VICIK VICIK
Aklıma nereden takıldı. Takıntıya dönüşmeden aklımın yaralarını onarmalıyım. Küçük şeyleri dert etmeden yaşama katılmak elbette mümkün.
“Küçük şeyler”le yaşam bir bütün. Parçayı, bütünden ayrı saymak, ne mümkün?. Karamsarlıklar içinde değilim. İnsanın çevresini tüm karamsarlıklar sarınca, çıkış bulmanın zorluklarını sorgulamak hakkımdır diyerek, tuşları gıdıklıyorum.
Türkülerimiz zihin yorgunluğumu alıyor. Bu hafta zihnimi tatile gönderdim. Aklımı kuma gömdüm. Gözlerime çaput bağladım. Şapkamı astım duvara. Kulaklarımı verdim kiraya. Açtım gökyüzünün musluklarını. Suyunu saldım doğaya. Gökyüzünün gözyaşları sel oldu, döndü bizim tarlaya. Tüm güzel düşünce tarlam; vıcık vıcık, çamur deryasına döndü. Tutturdum bir türkü kendi kendime;
“tarlaya ektim soğan bitmedi yedi doğan,
Pek mi güzel oluyor senin anandan doğan.”
Kulaklarıma ulaşan seslerle uyandım rüyamdan.
Kulakları çınlasın,okul arkadaşım Abdülcabbar arkadaşı Nurettin’i sahura kaldırmak için telaş içinde, 39 yıl önce.
“ Gag gag Nurettin!.. yediyle yediyle galmadi… Gag gag Nurettin!.. yediyle yediyle galmadi…” Diyerek yalvarış içinde.
Şimdi sıra sizde sorgulamak sırası. Yiyen kim? Yenilen ne? Bir başka biçimde sorabilirsiniz yiyenle kimler? Yenilenler neler?

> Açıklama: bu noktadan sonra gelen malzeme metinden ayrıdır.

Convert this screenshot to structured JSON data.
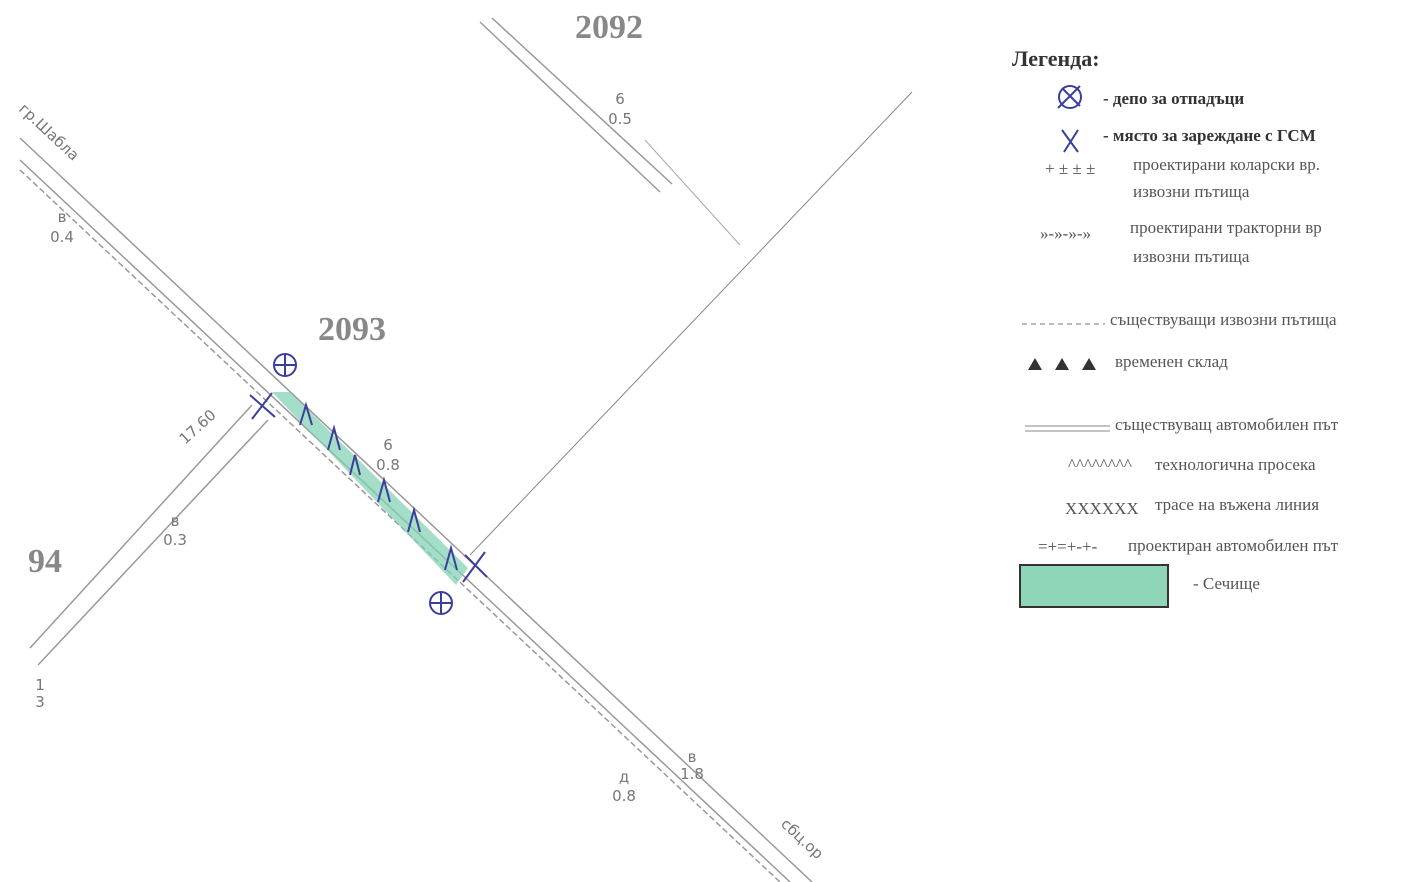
{
  "parcels": [
    "2092",
    "2093",
    "94"
  ],
  "subparcels": [
    {
      "letter": "6",
      "area": "0.5"
    },
    {
      "letter": "в",
      "area": "0.4"
    },
    {
      "letter": "6",
      "area": "0.8"
    },
    {
      "letter": "в",
      "area": "0.3"
    },
    {
      "letter": "д",
      "area": "0.8"
    },
    {
      "letter": "в",
      "area": "1.8"
    },
    {
      "letter": "1",
      "area": "3"
    }
  ],
  "road_labels": [
    "гр.Шабла",
    "17.60",
    "сбц.ор"
  ],
  "legend": {
    "title": "Легенда:",
    "items": [
      {
        "lines": [
          "- депо за отпадъци"
        ]
      },
      {
        "lines": [
          "- място за зареждане с ГСМ"
        ]
      },
      {
        "symbol": "+ ± ± ±",
        "lines": [
          "проектирани коларски вр.",
          "извозни пътища"
        ]
      },
      {
        "symbol": "»-»-»-»",
        "lines": [
          "проектирани тракторни вр",
          "извозни пътища"
        ]
      },
      {
        "lines": [
          "съществуващи извозни пътища"
        ]
      },
      {
        "lines": [
          "временен склад"
        ]
      },
      {
        "lines": [
          "съществуващ автомобилен път"
        ]
      },
      {
        "symbol": "^^^^^^^^",
        "lines": [
          "технологична просека"
        ]
      },
      {
        "symbol": "XXXXXX",
        "lines": [
          "трасе на въжена линия"
        ]
      },
      {
        "symbol": "=+=+-+-",
        "lines": [
          "проектиран автомобилен път"
        ]
      },
      {
        "lines": [
          "- Сечище"
        ]
      }
    ]
  }
}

Devamında; soyan, soyulan, alan, satan, var olan, yok olan, zengin olan, yoksul kalan, evsiz kalan, barksız kalan, aç olan, tok olan, uçanlar kaçanlar, sadakaya muhtaç edenler, edilenler, sonunda yaratılan bir sadakalar diyari…Bu DİYARİ yaratan büyüklerimiz SAĞOLSUNLAR.
Basın öyle diyo ben görmedim, duymadım, BİLMİYOM söyleyenlerin yalancısıyıVallahi, tallahi Sayın Hakimim suçum, vebalim yok. Takdir sizidir.